Last December, the government announced it was slashing spending across all sectors amid a projected QR46.5 billion deficit for 2016.
However, since then, oil prices have somewhat recovered and are expected to hit $55/barrel next year, BMI said.
“We believe that the worst is over for Qatar’s trade balance,” it added.
The belief was echoed in a statement made last month by Qatar’s minister of energy and industry Dr. Mohammad bin Saleh Al Sada, who said “The difficult phase is over,” referring to the oil price crisis.
Growth inhibitors
Despite the good news, there will be no return to “giant” current account surpluses, BMI said.
Qatar’s population has continued to grow, on average 8.3 percent year-on-year, as more international workers move to help build the numerous, ambitious infrastructure projects ahead of 2022.
Many of these expats send significant portions of their wages back to their home countries each month.
In 2015, international remittances accounted for $12.2 billion – an 8.6 percent increase on remittances in 2014.
“We do not expect remittances outflows to ease in 2016 and beyond,” the report added.

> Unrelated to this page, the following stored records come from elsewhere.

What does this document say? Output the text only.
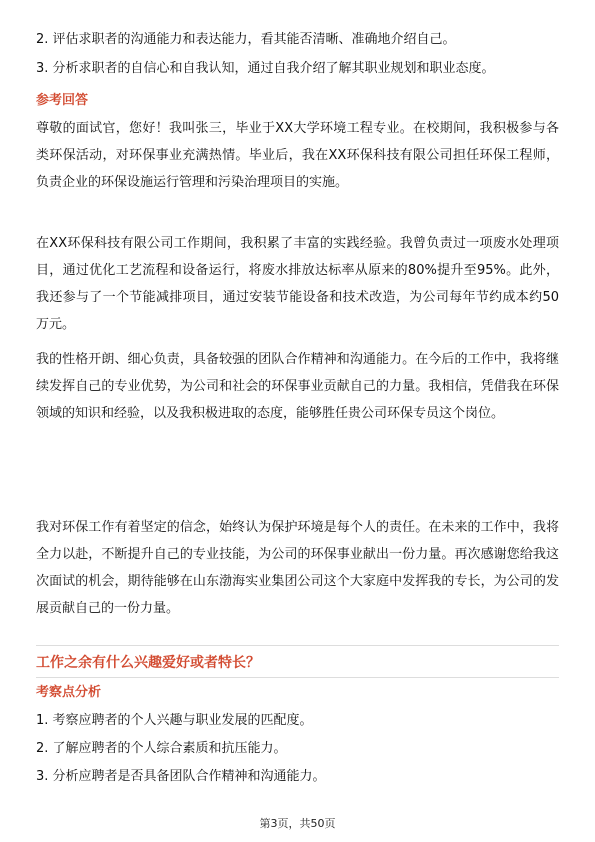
2. 评估求职者的沟通能力和表达能力，看其能否清晰、准确地介绍自己。
3. 分析求职者的自信心和自我认知，通过自我介绍了解其职业规划和职业态度。
参考回答
尊敬的面试官，您好！我叫张三，毕业于XX大学环境工程专业。在校期间，我积极参与各类环保活动，对环保事业充满热情。毕业后，我在XX环保科技有限公司担任环保工程师，负责企业的环保设施运行管理和污染治理项目的实施。
在XX环保科技有限公司工作期间，我积累了丰富的实践经验。我曾负责过一项废水处理项目，通过优化工艺流程和设备运行，将废水排放达标率从原来的80%提升至95%。此外，我还参与了一个节能减排项目，通过安装节能设备和技术改造，为公司每年节约成本约50万元。
我的性格开朗、细心负责，具备较强的团队合作精神和沟通能力。在今后的工作中，我将继续发挥自己的专业优势，为公司和社会的环保事业贡献自己的力量。我相信，凭借我在环保领域的知识和经验，以及我积极进取的态度，能够胜任贵公司环保专员这个岗位。
我对环保工作有着坚定的信念，始终认为保护环境是每个人的责任。在未来的工作中，我将全力以赴，不断提升自己的专业技能，为公司的环保事业献出一份力量。再次感谢您给我这次面试的机会，期待能够在山东渤海实业集团公司这个大家庭中发挥我的专长，为公司的发展贡献自己的一份力量。
工作之余有什么兴趣爱好或者特长？
考察点分析
1. 考察应聘者的个人兴趣与职业发展的匹配度。
2. 了解应聘者的个人综合素质和抗压能力。
3. 分析应聘者是否具备团队合作精神和沟通能力。
第3页，共50页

Added to that, the country is spending an increasing amount of money bringing in raw materials to build the stadiums, roads and Doha Metro infrastructure.
The cost of this will continue to suppress any more significant surpluses for the coming years.

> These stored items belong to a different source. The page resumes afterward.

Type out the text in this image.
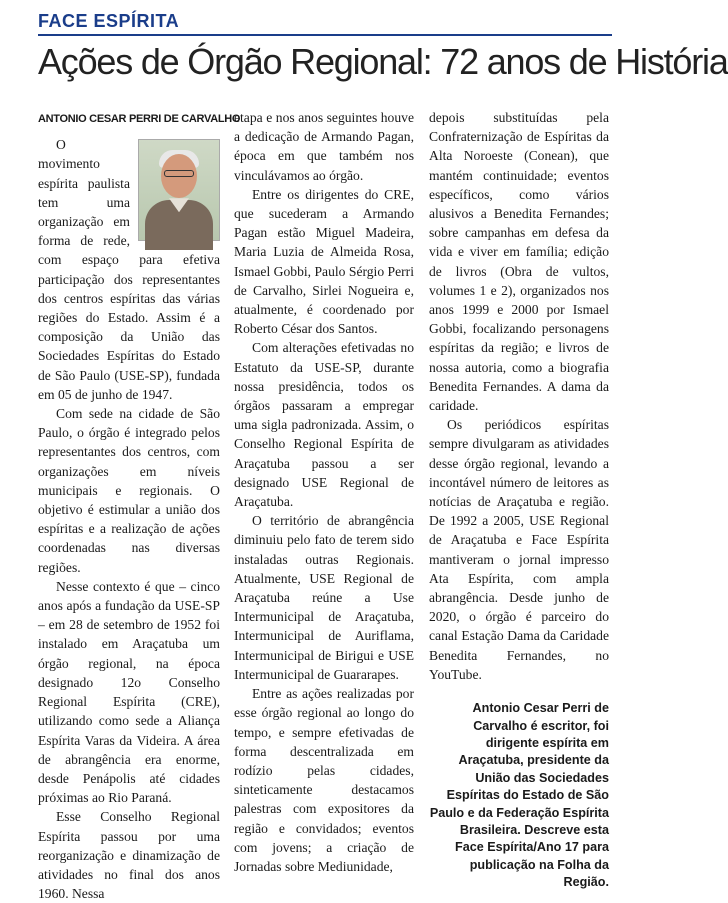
FACE ESPÍRITA
Ações de Órgão Regional: 72 anos de História
ANTONIO CESAR PERRI DE CARVALHO

O movimento espírita paulista tem uma organização em forma de rede, com espaço para efetiva participação dos representantes dos centros espíritas das várias regiões do Estado. Assim é a composição da União das Sociedades Espíritas do Estado de São Paulo (USE-SP), fundada em 05 de junho de 1947.

Com sede na cidade de São Paulo, o órgão é integrado pelos representantes dos centros, com organizações em níveis municipais e regionais. O objetivo é estimular a união dos espíritas e a realização de ações coordenadas nas diversas regiões.

Nesse contexto é que – cinco anos após a fundação da USE-SP – em 28 de setembro de 1952 foi instalado em Araçatuba um órgão regional, na época designado 12o Conselho Regional Espírita (CRE), utilizando como sede a Aliança Espírita Varas da Videira. A área de abrangência era enorme, desde Penápolis até cidades próximas ao Rio Paraná.

Esse Conselho Regional Espírita passou por uma reorganização e dinamização de atividades no final dos anos 1960. Nessa

etapa e nos anos seguintes houve a dedicação de Armando Pagan, época em que também nos vinculávamos ao órgão.

Entre os dirigentes do CRE, que sucederam a Armando Pagan estão Miguel Madeira, Maria Luzia de Almeida Rosa, Ismael Gobbi, Paulo Sérgio Perri de Carvalho, Sirlei Nogueira e, atualmente, é coordenado por Roberto César dos Santos.

Com alterações efetivadas no Estatuto da USE-SP, durante nossa presidência, todos os órgãos passaram a empregar uma sigla padronizada. Assim, o Conselho Regional Espírita de Araçatuba passou a ser designado USE Regional de Araçatuba.

O território de abrangência diminuiu pelo fato de terem sido instaladas outras Regionais. Atualmente, USE Regional de Araçatuba reúne a Use Intermunicipal de Araçatuba, Intermunicipal de Auriflama, Intermunicipal de Birigui e USE Intermunicipal de Guararapes.

Entre as ações realizadas por esse órgão regional ao longo do tempo, e sempre efetivadas de forma descentralizada em rodízio pelas cidades, sinteticamente destacamos palestras com expositores da região e convidados; eventos com jovens; a criação de Jornadas sobre Mediunidade,

depois substituídas pela Confraternização de Espíritas da Alta Noroeste (Conean), que mantém continuidade; eventos específicos, como vários alusivos a Benedita Fernandes; sobre campanhas em defesa da vida e viver em família; edição de livros (Obra de vultos, volumes 1 e 2), organizados nos anos 1999 e 2000 por Ismael Gobbi, focalizando personagens espíritas da região; e livros de nossa autoria, como a biografia Benedita Fernandes. A dama da caridade.

Os periódicos espíritas sempre divulgaram as atividades desse órgão regional, levando a incontável número de leitores as notícias de Araçatuba e região. De 1992 a 2005, USE Regional de Araçatuba e Face Espírita mantiveram o jornal impresso Ata Espírita, com ampla abrangência. Desde junho de 2020, o órgão é parceiro do canal Estação Dama da Caridade Benedita Fernandes, no YouTube.

Antonio Cesar Perri de Carvalho é escritor, foi dirigente espírita em Araçatuba, presidente da União das Sociedades Espíritas do Estado de São Paulo e da Federação Espírita Brasileira. Descreve esta Face Espírita/Ano 17 para publicação na Folha da Região.
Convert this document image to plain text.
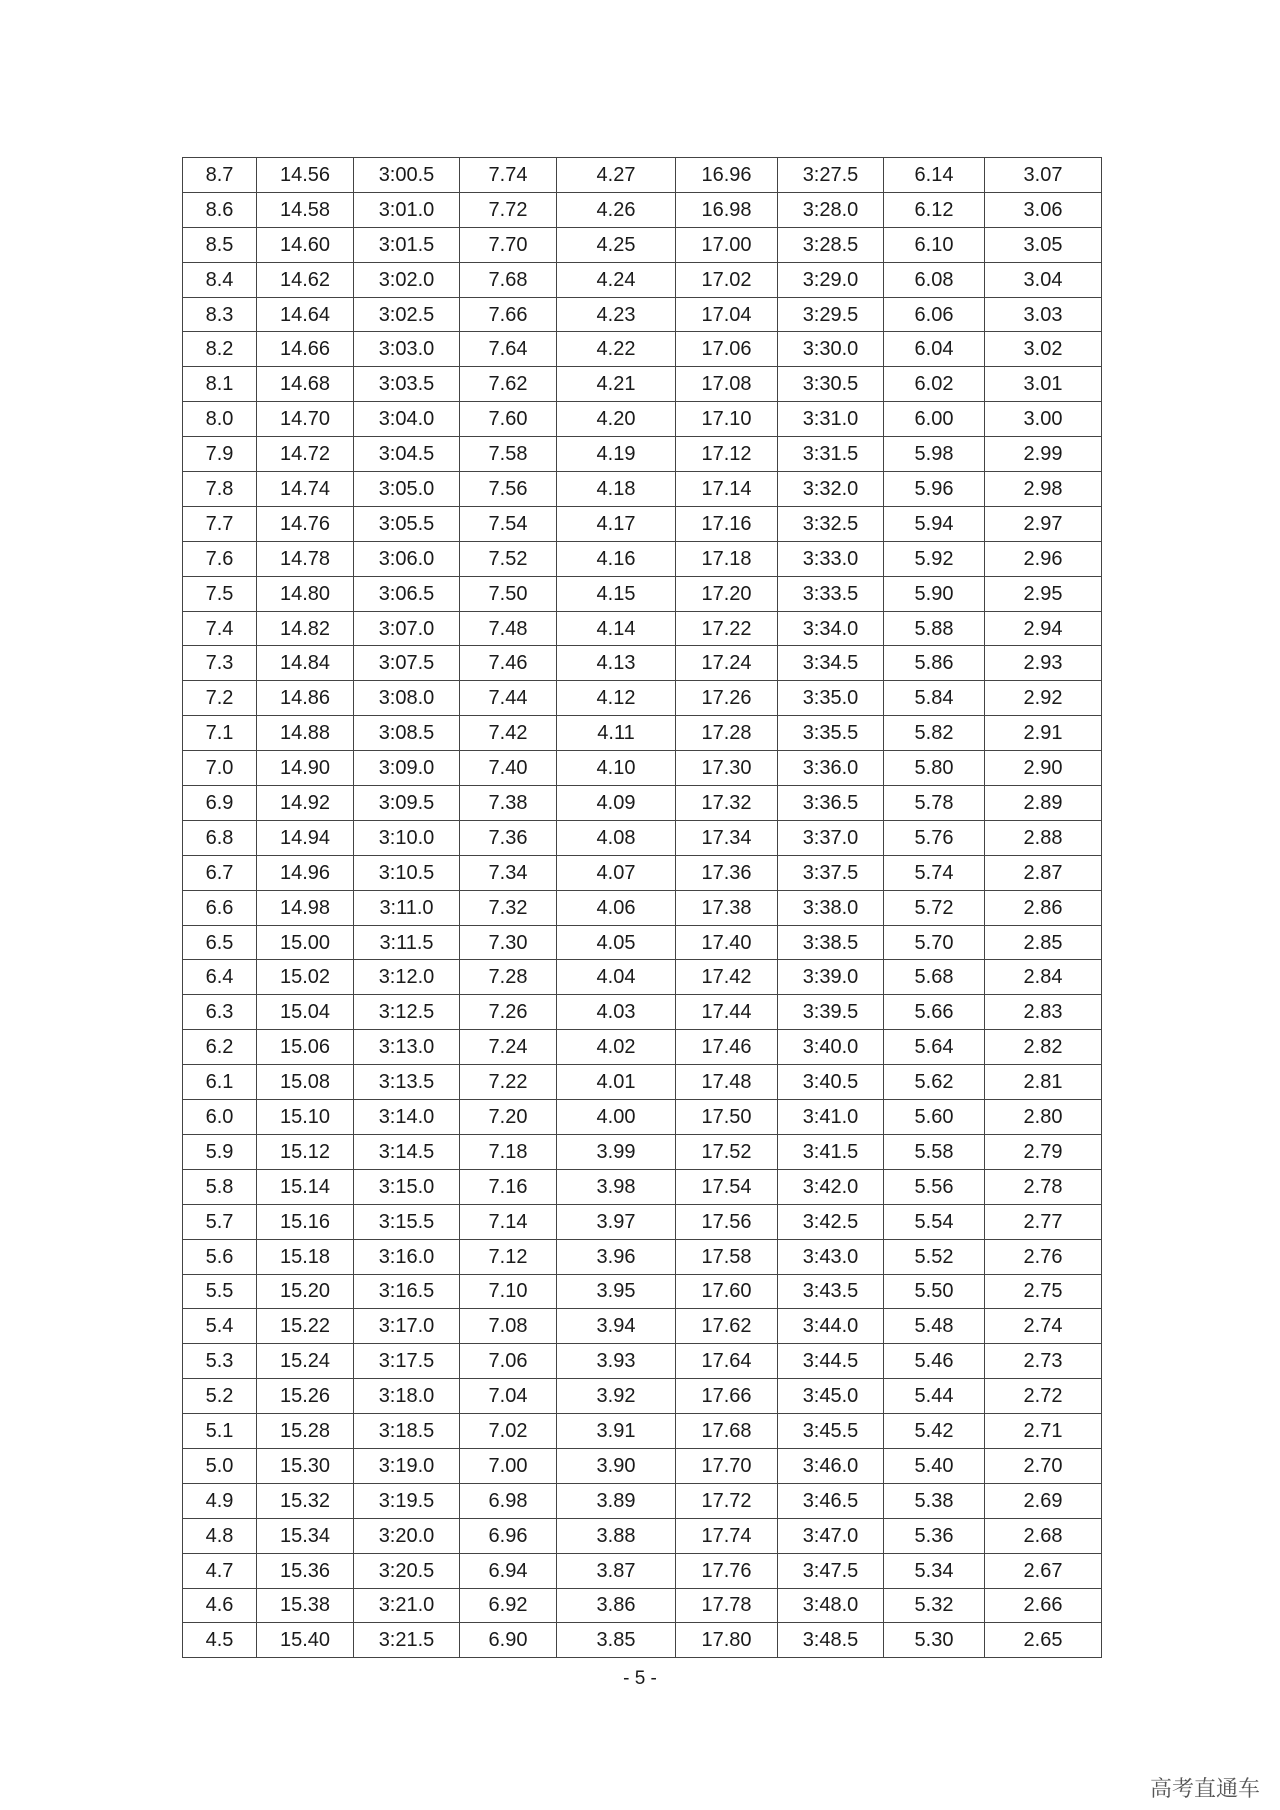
8.7	14.56	3:00.5	7.74	4.27	16.96	3:27.5	6.14	3.07
8.6	14.58	3:01.0	7.72	4.26	16.98	3:28.0	6.12	3.06
8.5	14.60	3:01.5	7.70	4.25	17.00	3:28.5	6.10	3.05
8.4	14.62	3:02.0	7.68	4.24	17.02	3:29.0	6.08	3.04
8.3	14.64	3:02.5	7.66	4.23	17.04	3:29.5	6.06	3.03
8.2	14.66	3:03.0	7.64	4.22	17.06	3:30.0	6.04	3.02
8.1	14.68	3:03.5	7.62	4.21	17.08	3:30.5	6.02	3.01
8.0	14.70	3:04.0	7.60	4.20	17.10	3:31.0	6.00	3.00
7.9	14.72	3:04.5	7.58	4.19	17.12	3:31.5	5.98	2.99
7.8	14.74	3:05.0	7.56	4.18	17.14	3:32.0	5.96	2.98
7.7	14.76	3:05.5	7.54	4.17	17.16	3:32.5	5.94	2.97
7.6	14.78	3:06.0	7.52	4.16	17.18	3:33.0	5.92	2.96
7.5	14.80	3:06.5	7.50	4.15	17.20	3:33.5	5.90	2.95
7.4	14.82	3:07.0	7.48	4.14	17.22	3:34.0	5.88	2.94
7.3	14.84	3:07.5	7.46	4.13	17.24	3:34.5	5.86	2.93
7.2	14.86	3:08.0	7.44	4.12	17.26	3:35.0	5.84	2.92
7.1	14.88	3:08.5	7.42	4.11	17.28	3:35.5	5.82	2.91
7.0	14.90	3:09.0	7.40	4.10	17.30	3:36.0	5.80	2.90
6.9	14.92	3:09.5	7.38	4.09	17.32	3:36.5	5.78	2.89
6.8	14.94	3:10.0	7.36	4.08	17.34	3:37.0	5.76	2.88
6.7	14.96	3:10.5	7.34	4.07	17.36	3:37.5	5.74	2.87
6.6	14.98	3:11.0	7.32	4.06	17.38	3:38.0	5.72	2.86
6.5	15.00	3:11.5	7.30	4.05	17.40	3:38.5	5.70	2.85
6.4	15.02	3:12.0	7.28	4.04	17.42	3:39.0	5.68	2.84
6.3	15.04	3:12.5	7.26	4.03	17.44	3:39.5	5.66	2.83
6.2	15.06	3:13.0	7.24	4.02	17.46	3:40.0	5.64	2.82
6.1	15.08	3:13.5	7.22	4.01	17.48	3:40.5	5.62	2.81
6.0	15.10	3:14.0	7.20	4.00	17.50	3:41.0	5.60	2.80
5.9	15.12	3:14.5	7.18	3.99	17.52	3:41.5	5.58	2.79
5.8	15.14	3:15.0	7.16	3.98	17.54	3:42.0	5.56	2.78
5.7	15.16	3:15.5	7.14	3.97	17.56	3:42.5	5.54	2.77
5.6	15.18	3:16.0	7.12	3.96	17.58	3:43.0	5.52	2.76
5.5	15.20	3:16.5	7.10	3.95	17.60	3:43.5	5.50	2.75
5.4	15.22	3:17.0	7.08	3.94	17.62	3:44.0	5.48	2.74
5.3	15.24	3:17.5	7.06	3.93	17.64	3:44.5	5.46	2.73
5.2	15.26	3:18.0	7.04	3.92	17.66	3:45.0	5.44	2.72
5.1	15.28	3:18.5	7.02	3.91	17.68	3:45.5	5.42	2.71
5.0	15.30	3:19.0	7.00	3.90	17.70	3:46.0	5.40	2.70
4.9	15.32	3:19.5	6.98	3.89	17.72	3:46.5	5.38	2.69
4.8	15.34	3:20.0	6.96	3.88	17.74	3:47.0	5.36	2.68
4.7	15.36	3:20.5	6.94	3.87	17.76	3:47.5	5.34	2.67
4.6	15.38	3:21.0	6.92	3.86	17.78	3:48.0	5.32	2.66
4.5	15.40	3:21.5	6.90	3.85	17.80	3:48.5	5.30	2.65
- 5 -
高考直通车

The lower revenues could also have an impact on Qatar’s spending on international investments, BMI warned.
However, this is unlikely to be significant, as Qatar’s government carries on with economic diversification plans to reduce its heavy reliance on oil and gas.
“Lower revenues will result in the Qatar Investment Authority (QIA) adopting a more conservative investment approach. However, as the government seeks to diversify its revenues away from hydrocarbon revenues, investment revenue is expected to play a major role, which will reinforce Qatar’s position as a major global financial investor,” the report said.
Tourism, transport growth
Despite the continued pressures on oil and gas, some areas of Qatar’s economy have grown in recent years, according to a recent government report.
Income from the country’s transport and tourism sectors has significantly risen in the past five years, according to the Ministry of Economy and Commerce (MEC).
In 2015, the amount of money raised by “services exports,” its services to non-residents, rose to QR54.6 billion – up from just QR11 billion in 2010.
This was primarily driven by massive development of the country’s developing tourism industry.
While income from tourists stood at just QR2.1billion in 2010, this increased more than nine times to QR18.3 billion in 2015, the MEC said.
The growth was attributed to spending by visitors on hotels, restaurants, local transport and shopping.
Meanwhile, income from transport increased four times over the same period. It went from QR6.4 billion in 2010 to QR27 billion five years later.
The growth in this field, which includes air cargo and passengers, is mostly accounted for the expansion of Qatar Airways, the ministry report added.